Differential throughput estimation, i.e., predicting the performance impact of software changes, is critical when developing applications that rely on accurate timing bounds, such as automotive, avionic, or industrial control systems. However, developers often lack access to the target hardware to perform on-device measurements, and hence rely on instruction throughput estimation tools to evaluate performance impacts.

State-of-the-art techniques broadly fall into two categories: dynamic and static. Dynamic approaches emulate program execution using cycle-accurate microarchitectural simulators resulting in high precision at the cost of long turnaround times and convoluted setups. Static approaches reduce overhead by predicting cycle counts outside of a concrete runtime environment. However, they are limited by the lack of dynamic runtime information and mostly focus on predictions over single basic blocks which requires developers to manually construct critical instruction sequences.

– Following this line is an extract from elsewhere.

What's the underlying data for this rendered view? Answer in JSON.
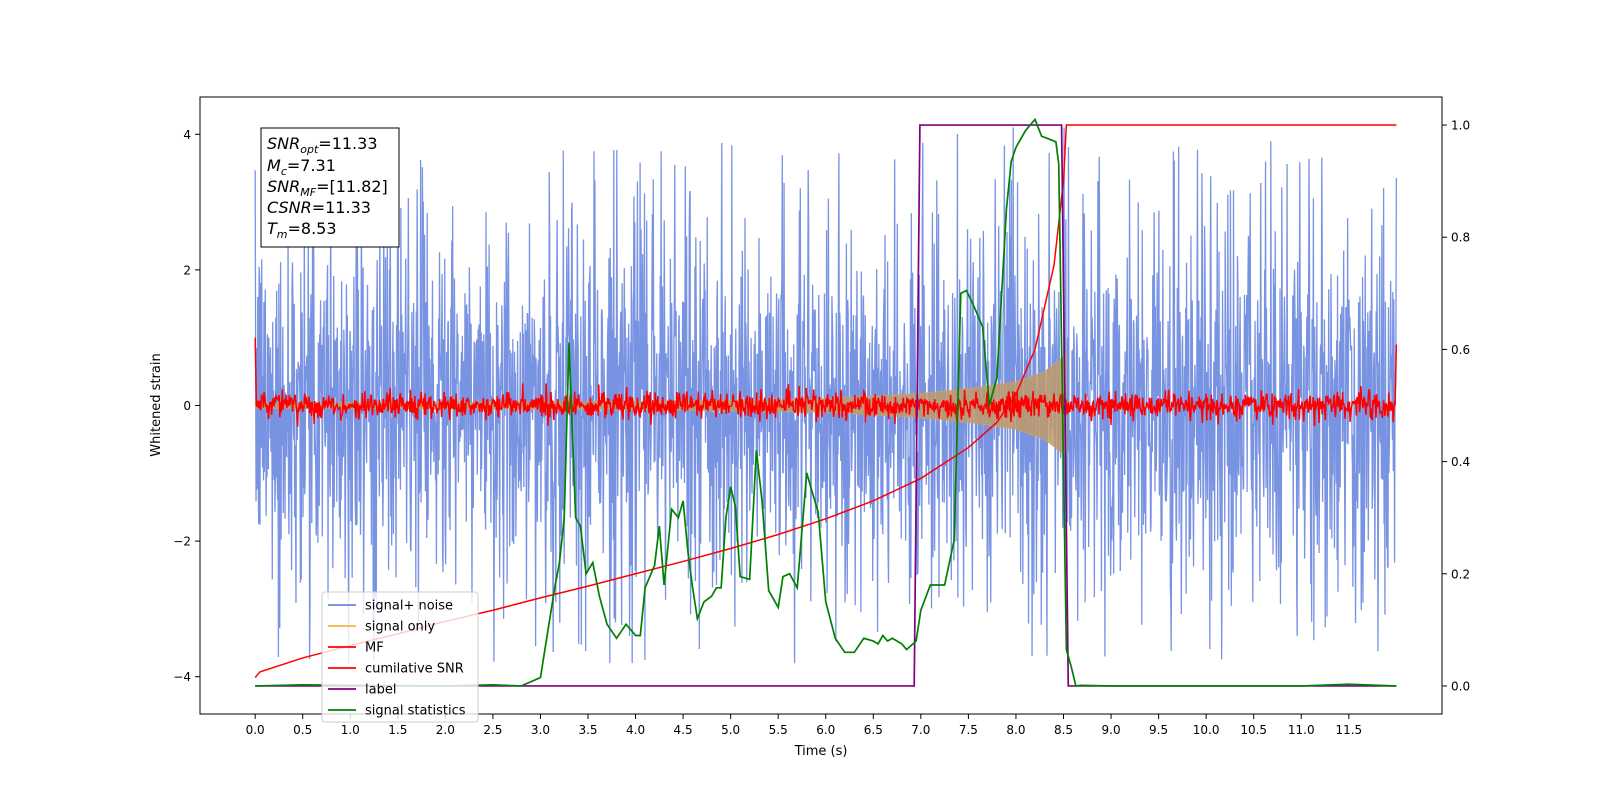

We present ABCD (The actual name has been redacted for anonymous review), a hybrid timing analysis framework that combines the advantages of dynamic and static approaches. Instead of relying on heavyweight cycle-accurate emulation, ABCD collects instruction traces along with dynamic runtime information from QEMU and streams them to a static throughput estimator. This allows developers to accurately estimate the performance impact of software changes for complete programs within minutes, reducing turnaround times by orders of magnitude compared to existing approaches with similar accuracy. Our evaluation shows that ABCD scales to real-world applications such as FFmpeg and Clang with millions of instructions, achieving < 3% geo. mean error compared to ground truth timings from hardware-performance counters on x86 and ARM machines.